Heavier and heavier grew that weight on Captain January's chest: shorter and harder came his breath. His eyes met the child's for a moment, then wavered and fell. "Why--honey--" he said, slowly, "I--I'm an old man now--a very old man. And--and--an old man likes quiet, ye see: and--I'd be quieter by myself, like; and--and so, honey--I--I'd like ye to go."
"You lie!" cried the child; and her voice rang like a silver trumpet in the startled ears of the listeners. "You lie to me, and you lie to God: and you know you lie!"
The next moment she had sprung on to the low window-sill, then turned for an instant, with her little hands clenched in menace, and her great eyes flashing fire that fell like a burning touch on every heart. Her fantastic dress gleamed like a fiery cloud against the gray outside: her hair fell like a glory about her vivid, shining face. A moment she stood there, a vision, a flying star, trailing angry light, never to be forgotten by those who saw; then, like a flash, she vanished.

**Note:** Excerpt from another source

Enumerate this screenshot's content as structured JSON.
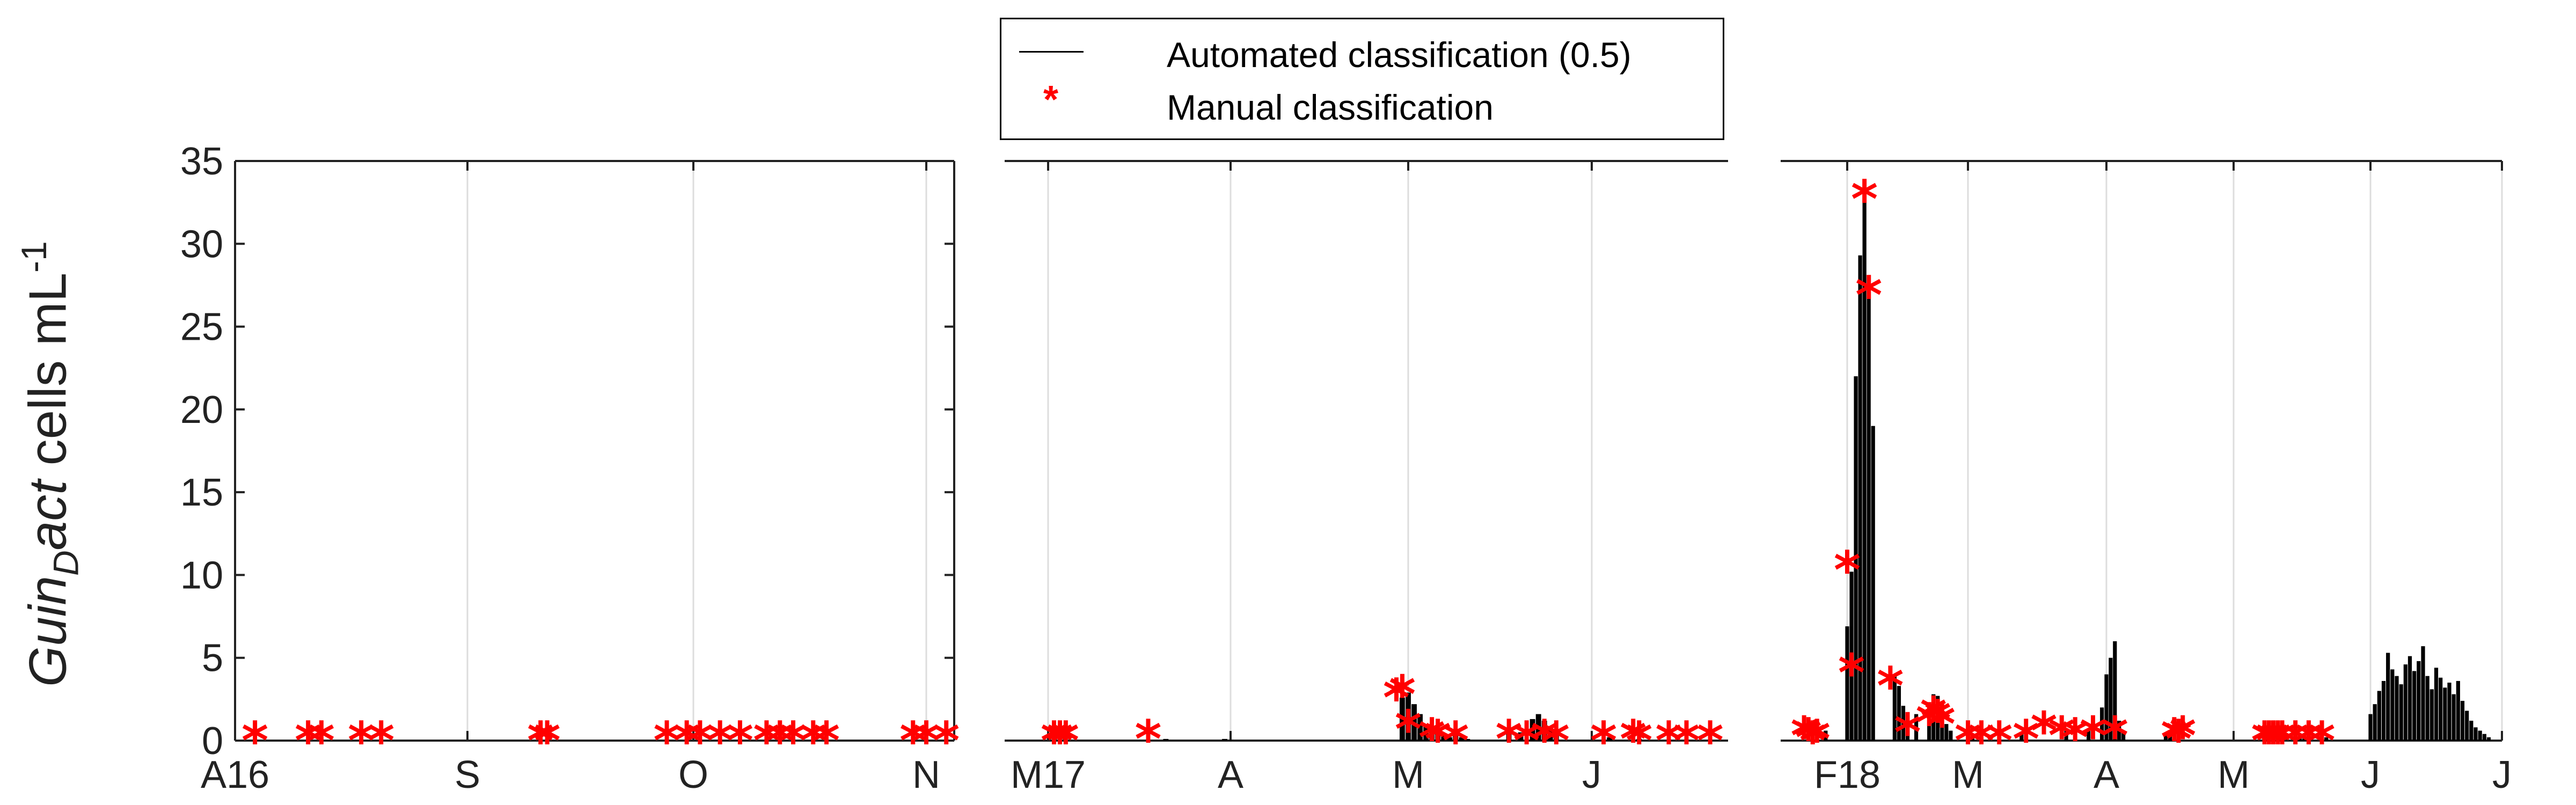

Captain January tottered to his old chair and sat down in it. "The child is right, Lady and Gentleman!" he said. "I lied! I lied to my God, and to the little child who loved me. May God and the child forgive me!" And he hid his face in his hands, and silence fell for a moment.
Then Mr. Morton, who had walked hastily to the window, and was doing something with his handkerchief, beckoned to his wife. "Isabel," he said, in a low tone, "I will not be a party to this. It's an atrocious and vindictive outrage. I--I--you are not the woman I took you for, if you say another word to that old angel. Let him have the child, and send him one or two of your own into the bar--" but Isabel Morton, laughing through her tears, laid her hand over her husband's lips for a moment. Then going to the old man's chair, she knelt down by it, and took his two hands in hers.
"Captain January!" she said, tenderly. "Dear, dear Captain January! the lie is forgiven: I am very, very sure it is forgiven in heaven, as it will be forgiven in the child's loving heart. And may God never pardon me, if ever word or look of mine come again between you and the child whom God gave you!"
The gray evening was closing in around the lighthouse tower. The guests were gone, and Captain January sat alone beside the fire in his old armchair. The window was still open, for the air was soft and mild. The old man's hands were clasped upon his knee; his heart was lifted as high as heaven, in silent prayer and praise.
Suddenly, at the window, there was a gleam of yellow, a flitting shape, a look, a pause; then a great glad cry, and Star flitted like a ray of moonlight through the window, and fell on Captain January's breast.
"Daddy," she said, breaking the long, happy silence, "dear Daddy, I am sorry I burned your horrid old cap!"